The Gallo-Roman collections of the city of Lyon, previously presented at the Museum of Fine Arts and the Antiquarium, were transferred in 1975 at the Lugdunum museum on the hill of Fourvière near the Roman theatre and Odeon.

===Objets d’Art===
This department's collection ranges from the Middle Ages to the 20th century and includes:
- Byzantine ivories
- Limoges enamels
- Renaissance faience and maiolica
- Art Nouveau room by Hector Guimard
- Islamic art
- Far East ceramics
- Chinese, Korean and Japanese stoneware (since 1917) - rare pieces illustrating the tea ceremony, displayed next to the Art Nouveau ceramics they inspired.
- The Death of Polydorus, tapestry
- Silk fabrics produced by Lyon's silk manufacturing trade, including works by Jean-François Bony.

===Coins and medals===
Lyon's "médaillier" is the second largest one in France after that in Paris, with nearly 50,000 coins, medals, seals and other objects. It is known at a European level and has held a prominent place in the numismatic world from its beginnings in the 19th century to recent discoveries of the treasuries of the Terreaux and the Célestins.

===Graphic arts===
This department was created at the start of the 19th century and includes works on paper - drawings, prints, engravings, watercolours etc. - based on line rather than colour.
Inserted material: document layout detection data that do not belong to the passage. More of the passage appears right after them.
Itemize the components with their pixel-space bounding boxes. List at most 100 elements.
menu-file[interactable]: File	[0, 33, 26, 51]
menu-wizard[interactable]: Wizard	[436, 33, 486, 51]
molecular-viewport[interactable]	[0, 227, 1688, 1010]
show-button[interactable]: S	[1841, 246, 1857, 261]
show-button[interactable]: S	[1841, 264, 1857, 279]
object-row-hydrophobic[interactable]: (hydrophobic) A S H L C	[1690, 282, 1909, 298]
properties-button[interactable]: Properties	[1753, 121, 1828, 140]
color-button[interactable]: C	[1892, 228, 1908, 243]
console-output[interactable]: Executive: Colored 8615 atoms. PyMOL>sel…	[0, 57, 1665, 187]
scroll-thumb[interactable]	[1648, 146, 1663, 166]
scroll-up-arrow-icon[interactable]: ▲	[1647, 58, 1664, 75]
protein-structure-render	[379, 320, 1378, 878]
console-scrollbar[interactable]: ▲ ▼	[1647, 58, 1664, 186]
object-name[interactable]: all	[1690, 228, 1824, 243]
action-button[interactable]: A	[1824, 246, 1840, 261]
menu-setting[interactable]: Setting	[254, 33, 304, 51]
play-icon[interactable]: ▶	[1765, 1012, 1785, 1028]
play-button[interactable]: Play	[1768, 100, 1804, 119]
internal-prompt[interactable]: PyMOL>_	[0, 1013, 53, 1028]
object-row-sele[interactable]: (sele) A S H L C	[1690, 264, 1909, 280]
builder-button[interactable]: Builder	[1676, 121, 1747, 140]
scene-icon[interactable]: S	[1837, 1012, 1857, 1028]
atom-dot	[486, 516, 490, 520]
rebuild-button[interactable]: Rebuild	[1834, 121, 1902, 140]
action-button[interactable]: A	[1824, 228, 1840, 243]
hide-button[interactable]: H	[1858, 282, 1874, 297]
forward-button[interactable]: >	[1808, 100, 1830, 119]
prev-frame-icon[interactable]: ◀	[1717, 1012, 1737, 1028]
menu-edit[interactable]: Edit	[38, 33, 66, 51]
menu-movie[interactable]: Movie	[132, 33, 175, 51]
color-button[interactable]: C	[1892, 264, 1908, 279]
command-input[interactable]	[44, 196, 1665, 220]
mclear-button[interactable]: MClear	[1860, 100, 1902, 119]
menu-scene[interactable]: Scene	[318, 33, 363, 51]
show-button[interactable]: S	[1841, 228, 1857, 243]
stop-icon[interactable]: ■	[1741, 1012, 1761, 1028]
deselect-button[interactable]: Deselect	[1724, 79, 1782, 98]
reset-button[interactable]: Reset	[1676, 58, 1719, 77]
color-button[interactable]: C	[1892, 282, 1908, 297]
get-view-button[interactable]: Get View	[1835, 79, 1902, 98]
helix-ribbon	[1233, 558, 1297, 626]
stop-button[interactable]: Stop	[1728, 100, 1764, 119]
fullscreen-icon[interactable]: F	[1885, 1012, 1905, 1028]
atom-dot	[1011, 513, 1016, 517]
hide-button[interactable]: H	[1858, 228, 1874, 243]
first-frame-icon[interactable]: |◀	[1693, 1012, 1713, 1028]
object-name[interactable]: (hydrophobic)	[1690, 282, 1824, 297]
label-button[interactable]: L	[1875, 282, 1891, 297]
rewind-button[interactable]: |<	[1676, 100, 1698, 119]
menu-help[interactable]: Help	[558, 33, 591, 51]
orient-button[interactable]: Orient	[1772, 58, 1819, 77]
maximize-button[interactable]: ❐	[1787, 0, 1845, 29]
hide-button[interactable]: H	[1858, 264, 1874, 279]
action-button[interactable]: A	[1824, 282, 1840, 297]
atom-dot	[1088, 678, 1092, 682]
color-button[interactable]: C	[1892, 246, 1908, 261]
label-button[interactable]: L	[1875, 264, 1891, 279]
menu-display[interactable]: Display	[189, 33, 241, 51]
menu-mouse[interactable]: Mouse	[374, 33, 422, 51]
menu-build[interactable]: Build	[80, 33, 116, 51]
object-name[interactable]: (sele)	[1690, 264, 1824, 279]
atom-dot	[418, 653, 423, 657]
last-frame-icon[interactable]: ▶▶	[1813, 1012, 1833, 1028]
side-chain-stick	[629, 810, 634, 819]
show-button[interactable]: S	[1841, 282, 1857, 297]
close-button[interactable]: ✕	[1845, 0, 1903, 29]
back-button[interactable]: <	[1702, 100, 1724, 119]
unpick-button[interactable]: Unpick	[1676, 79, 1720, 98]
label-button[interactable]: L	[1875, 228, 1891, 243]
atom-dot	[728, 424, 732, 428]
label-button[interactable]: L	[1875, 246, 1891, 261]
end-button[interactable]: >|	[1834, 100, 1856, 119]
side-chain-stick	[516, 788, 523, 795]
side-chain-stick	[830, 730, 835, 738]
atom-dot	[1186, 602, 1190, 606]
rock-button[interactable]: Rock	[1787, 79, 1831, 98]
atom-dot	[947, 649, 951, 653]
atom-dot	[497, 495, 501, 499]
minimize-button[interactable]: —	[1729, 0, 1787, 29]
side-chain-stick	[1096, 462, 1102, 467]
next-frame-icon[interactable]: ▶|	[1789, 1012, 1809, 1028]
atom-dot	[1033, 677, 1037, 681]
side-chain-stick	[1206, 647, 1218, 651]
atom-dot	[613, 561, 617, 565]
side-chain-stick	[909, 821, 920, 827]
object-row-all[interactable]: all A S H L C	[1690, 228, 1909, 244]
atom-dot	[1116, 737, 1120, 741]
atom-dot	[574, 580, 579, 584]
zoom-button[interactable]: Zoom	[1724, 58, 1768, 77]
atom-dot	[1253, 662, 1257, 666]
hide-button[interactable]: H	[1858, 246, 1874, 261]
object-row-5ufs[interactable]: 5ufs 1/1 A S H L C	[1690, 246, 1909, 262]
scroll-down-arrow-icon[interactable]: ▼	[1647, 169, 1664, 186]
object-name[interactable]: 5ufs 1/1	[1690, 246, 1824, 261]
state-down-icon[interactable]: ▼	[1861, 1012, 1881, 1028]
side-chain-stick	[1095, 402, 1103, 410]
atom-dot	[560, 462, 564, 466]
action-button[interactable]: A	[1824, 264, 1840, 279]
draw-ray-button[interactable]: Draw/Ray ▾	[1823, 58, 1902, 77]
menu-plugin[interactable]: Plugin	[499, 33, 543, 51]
In all it more than 8,000 works, including ones by Filippino Lippi, Parmigianino, Fra Bartolomeo, Leonetto Cappiello, Nicolas Poussin, François Boucher, Ingres, Théodore Géricault, Eugène Delacroix, Camille Corot, Honoré Daumier, Odilon Redon, Puvis de Chavannes, Edgar Degas, Henri Matisse, Fernand Léger and a remarkable study by Albrecht Dürer.

==Magazine==
On the initiative of René Jullian, in 1952 the Bulletin des musées lyonnais was created, and 8 years later changed its name to Bulletin des musées et monuments Lyonnais. In 2003 it changed to an annual publication and again changed its name, to Cahiers du musée des Beaux-Arts de Lyon.

== Collection ==
- Cloth of St Gereon, a fragment the museum has in its inventory. It is one of the oldest European tapestries in existence.